En janvier 2006, les tribunaux nigérians ordonnèrent à Shell d’arrêter le torchage de gaz naturel. Shell a fait appel de cette décision. D’autre part, le géant pétrolier ne peut pas retourner en Ogoniland depuis 1993. Interviewé le 23 septembre 2006, Owens Wiwa a déclaré que « ce sont surtout les femmes ogoni qui ont empêché Shell d’opérer en Ogoniland pendant cette dernière décennie. Il s’agit là d’un grand succès, puisque non seulement nous avons obligé Shell de partir sans violence, mais nous avons créé un précédent pour tout le Nigeria et pour le monde entier : sans l’accord de la population locale, aucune entreprise pétrolière ne peut entrer. Cela a coûté un prix immense en vies humaines. Mais la révocation du permis d’opération de Shell par le gouvernement est une énorme victoire, due en bonne partie à l’engagement des femmes des villages, organisées surtout à travers la Fédération d’Associations de Femmes Ogoni ».
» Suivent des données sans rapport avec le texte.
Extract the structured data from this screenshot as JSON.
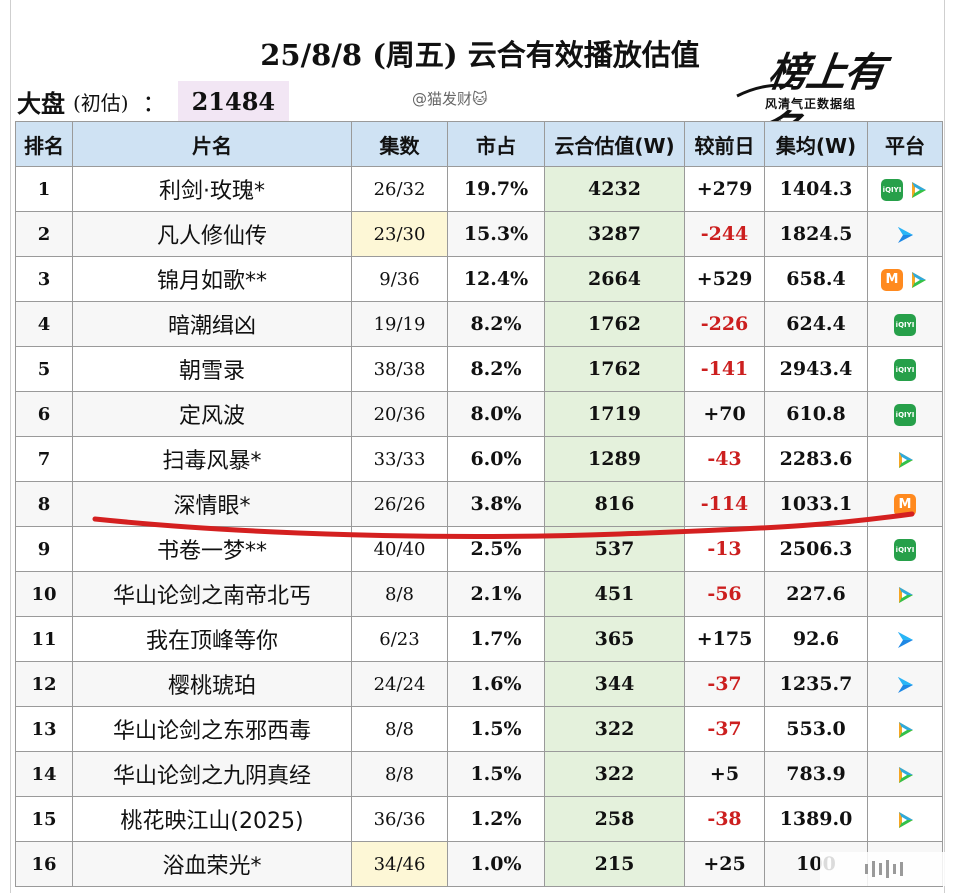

La fermeture de toutes les opérations de Shell en Ogoniland veut dire qu’il y aura moins de torchage de gaz, moins d’émissions de carbone et moins de réchauffement planétaire. D’ailleurs, la cessation d’activités ne se limite pas à l’Ogoniland. Au cours de 2006, environ un quart de la production totale de pétrole du Nigeria, soit environ 600 000 barils par jour, a été stoppée dans tout le Delta. Cela équivaut à une réduction massive des émissions de gaz à effet de serre.
Les femmes nigérianes ont mené une campagne mondiale remarquable contre les émissions de gaz à effet de serre. L’action internationale coordonnée et ses suites suggèrent que si les mêmes tactiques sont adoptées aujourd’hui de façon plus généralisée, le combat difficile pour enrayer le changement climatique a des possibilités de réussir.